Last week it took 30 minutes for an ambulance to arrive at the scene of a 999 call in West Street in Drogheda Town Centre. The patient was a 20-month-old girl, Abbie Callaghan, who had suffered a sudden epileptic seizure. In the end a Garda patrol car took the girl to Our Lady of Lourdes Hospital in the town and she made a full recovery.
West Street in Drogheda is barely a mile from the hospital, yet it took an ambulance 30 minutes to get to the scene and the girl's anxious parents understandably flagged down a Garda patrol car to get their daughter to hospital.
It wasn't the first time that gardaí in Drogheda have had to respond. On New Year's Day gardaí had to take a dying man to hospital as there was no ambulance available to answer the call in Drogheda.
Wayne McQuillan (30) was stabbed at his partner's home in Rathmullen Park in the early hours of New Year's Day. He died in the Lourdes Hospital a short time later.
Those incidents occurred in Drogheda, but there was another delayed ambulance response to a pensioner in Ardee who had to wait four hours after falling, while a woman in Dundalk waited two hours for her ambulance. The four incidents have happened since the start of the year.

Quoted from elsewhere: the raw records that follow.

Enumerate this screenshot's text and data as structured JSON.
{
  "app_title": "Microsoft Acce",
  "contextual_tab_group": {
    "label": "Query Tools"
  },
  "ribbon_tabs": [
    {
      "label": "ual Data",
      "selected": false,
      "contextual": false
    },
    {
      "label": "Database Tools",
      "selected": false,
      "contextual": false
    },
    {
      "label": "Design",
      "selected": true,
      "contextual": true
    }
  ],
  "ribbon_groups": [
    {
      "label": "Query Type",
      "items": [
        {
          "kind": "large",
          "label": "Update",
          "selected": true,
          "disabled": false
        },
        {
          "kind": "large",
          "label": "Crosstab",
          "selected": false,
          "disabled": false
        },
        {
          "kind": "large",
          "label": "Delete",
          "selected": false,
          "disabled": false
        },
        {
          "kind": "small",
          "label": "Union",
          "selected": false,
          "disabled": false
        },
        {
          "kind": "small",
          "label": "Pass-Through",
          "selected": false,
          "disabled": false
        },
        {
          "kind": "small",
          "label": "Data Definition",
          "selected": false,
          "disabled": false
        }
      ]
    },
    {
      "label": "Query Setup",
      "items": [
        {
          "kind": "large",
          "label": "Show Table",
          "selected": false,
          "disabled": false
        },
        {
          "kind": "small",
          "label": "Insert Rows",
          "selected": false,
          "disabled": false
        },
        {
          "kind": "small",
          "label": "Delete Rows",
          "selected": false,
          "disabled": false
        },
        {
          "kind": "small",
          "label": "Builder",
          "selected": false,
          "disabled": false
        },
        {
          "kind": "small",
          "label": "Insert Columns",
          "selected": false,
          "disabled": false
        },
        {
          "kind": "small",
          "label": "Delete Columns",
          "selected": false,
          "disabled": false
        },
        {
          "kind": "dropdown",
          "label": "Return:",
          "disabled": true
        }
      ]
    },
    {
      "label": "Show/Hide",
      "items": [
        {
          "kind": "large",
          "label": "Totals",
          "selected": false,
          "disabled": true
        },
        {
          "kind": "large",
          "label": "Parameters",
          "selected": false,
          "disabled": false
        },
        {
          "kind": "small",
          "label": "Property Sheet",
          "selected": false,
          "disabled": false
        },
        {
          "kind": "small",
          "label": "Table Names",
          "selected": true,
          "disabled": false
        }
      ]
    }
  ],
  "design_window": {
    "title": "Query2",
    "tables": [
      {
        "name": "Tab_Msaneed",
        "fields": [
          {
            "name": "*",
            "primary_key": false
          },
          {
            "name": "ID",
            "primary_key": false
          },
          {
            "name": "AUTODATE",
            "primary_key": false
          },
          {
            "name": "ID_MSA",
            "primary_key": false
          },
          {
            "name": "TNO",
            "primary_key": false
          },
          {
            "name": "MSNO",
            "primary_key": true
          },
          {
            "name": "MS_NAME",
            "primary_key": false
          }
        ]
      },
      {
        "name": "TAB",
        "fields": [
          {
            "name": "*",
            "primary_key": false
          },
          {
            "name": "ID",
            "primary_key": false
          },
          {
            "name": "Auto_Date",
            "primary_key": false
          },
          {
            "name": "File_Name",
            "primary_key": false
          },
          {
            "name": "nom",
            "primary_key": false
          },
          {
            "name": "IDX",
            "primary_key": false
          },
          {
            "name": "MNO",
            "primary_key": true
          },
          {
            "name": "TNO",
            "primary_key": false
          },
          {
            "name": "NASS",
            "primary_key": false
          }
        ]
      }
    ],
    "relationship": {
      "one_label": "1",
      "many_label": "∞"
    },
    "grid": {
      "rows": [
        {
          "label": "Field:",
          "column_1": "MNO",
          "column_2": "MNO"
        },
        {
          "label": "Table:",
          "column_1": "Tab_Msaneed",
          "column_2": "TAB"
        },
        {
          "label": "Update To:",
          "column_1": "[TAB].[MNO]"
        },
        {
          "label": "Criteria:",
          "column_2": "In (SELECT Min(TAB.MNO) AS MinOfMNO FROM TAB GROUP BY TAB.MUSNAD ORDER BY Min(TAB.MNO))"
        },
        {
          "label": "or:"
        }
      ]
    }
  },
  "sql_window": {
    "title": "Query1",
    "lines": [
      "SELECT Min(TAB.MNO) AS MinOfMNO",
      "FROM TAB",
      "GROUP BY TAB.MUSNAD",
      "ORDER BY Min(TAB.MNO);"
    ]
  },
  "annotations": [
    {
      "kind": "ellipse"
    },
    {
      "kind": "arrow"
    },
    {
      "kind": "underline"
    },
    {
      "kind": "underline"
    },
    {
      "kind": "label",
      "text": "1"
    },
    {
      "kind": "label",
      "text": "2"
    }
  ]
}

The problem is obvious, the cause and the solutions are not as plainly obvious to lay people as the HSE and unions quarrel over resources, system and protocols.
We might never have to make a 999 emergency call requesting an ambulance, but when we do we need total confidence that one will arrive as rapidly as possible, so that we can concentrate on helping the patient in whatever way we can and not be trying to make alternative travel plans.